I initially thought I could just take the To: field from the trigger and use that in the "Get User Profile" to pick up the Display Name and Job Title. What I found was that when I got to that step, Power Automate / Flow treats the entire To: field as a single string so it's trying to match "email1@email.com; email2@email.com; email3@email.com" with a single record in Office365. In order to get the information for each email address, I'll need to split all of that up into an array.
To do this, I figured I'd have to use an expression (I looked for a built in 'action' of Split, but didn't see one. But if I went to the expression box and typed in "Split", a function comes up and walks me through what it needs (the field, and the delimiter). Here's the step and expression:
What I did was use the "Initialize Variable" step, gave it a name, and set it to an Array (because I want it to hold a list of things), and then set the default value to the split expression in the caption. I'm not great with expressions, so I started typing "split" (without the quotes) and then an open parenthesis. Power Automate tells me it wants the field I want to split, so I clicked on Dynamic Content and selected the "To" field. Then a comma, and then the delimiter in single quotes. Close parenthesis and we're off.

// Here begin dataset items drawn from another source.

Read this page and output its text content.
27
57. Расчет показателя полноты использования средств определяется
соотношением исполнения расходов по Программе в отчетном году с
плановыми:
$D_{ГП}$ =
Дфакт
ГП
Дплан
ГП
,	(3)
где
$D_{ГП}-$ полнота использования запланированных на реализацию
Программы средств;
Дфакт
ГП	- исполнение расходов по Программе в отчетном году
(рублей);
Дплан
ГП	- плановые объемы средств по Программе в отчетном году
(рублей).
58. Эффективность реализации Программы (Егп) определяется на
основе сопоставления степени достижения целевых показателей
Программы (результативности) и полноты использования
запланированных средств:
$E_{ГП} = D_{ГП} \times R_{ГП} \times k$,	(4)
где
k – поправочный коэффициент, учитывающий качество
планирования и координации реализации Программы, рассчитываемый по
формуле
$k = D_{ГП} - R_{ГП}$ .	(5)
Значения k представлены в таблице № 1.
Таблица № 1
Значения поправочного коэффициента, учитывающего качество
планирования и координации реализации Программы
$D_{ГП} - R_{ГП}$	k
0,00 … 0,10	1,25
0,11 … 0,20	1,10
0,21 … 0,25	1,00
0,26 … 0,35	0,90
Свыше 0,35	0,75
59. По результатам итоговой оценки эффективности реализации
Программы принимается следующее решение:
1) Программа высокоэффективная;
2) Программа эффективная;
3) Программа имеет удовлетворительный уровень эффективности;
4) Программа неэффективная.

This next part is a little weird: Most of the time, PA / Flow will kick off an Apply to Each loop when I don't want one. This is the first time it didn't launch one when I did. So I added one manually and used the array variable as the input. Within the loop, I added the "Get User Profile" and used "Current Item" for the User (UPN). But now where do I put the information once I have it?
My usual caveat applies here especially...there are going to be more elegant ways to do this, but this is the hammer I have (the tool I know). What I did was put everything into another array variable inside of the loop so that I could convert it to an HTML table on the outside.
In order to do that, though, I need to first initialize the new array variable...which needs to happen at the top of the flow. Luckily, they make it really easy to add in a step, so I did that right after the trigger:
Then, back inside of my "Apply to Each" loop, I added the "Append to Array Variable" step to add a little bit of JSON for each of the email address entries. Before we get too impressed, I was essentially copying the information from this thread. Furthering my theory that you don't need to know how to cook, you just need to know how to follow a recipe. Here's the rest of the loop, note the highlighted commas, those are important:
From there, we can create our HTML table and post it to Teams pretty easily:
and here is the output in Teams (redacted):
Here is the complete flow:
This was a great exercise to help stretch my code-a-phobe skillset, so hopefully you'll find some value in it, as well.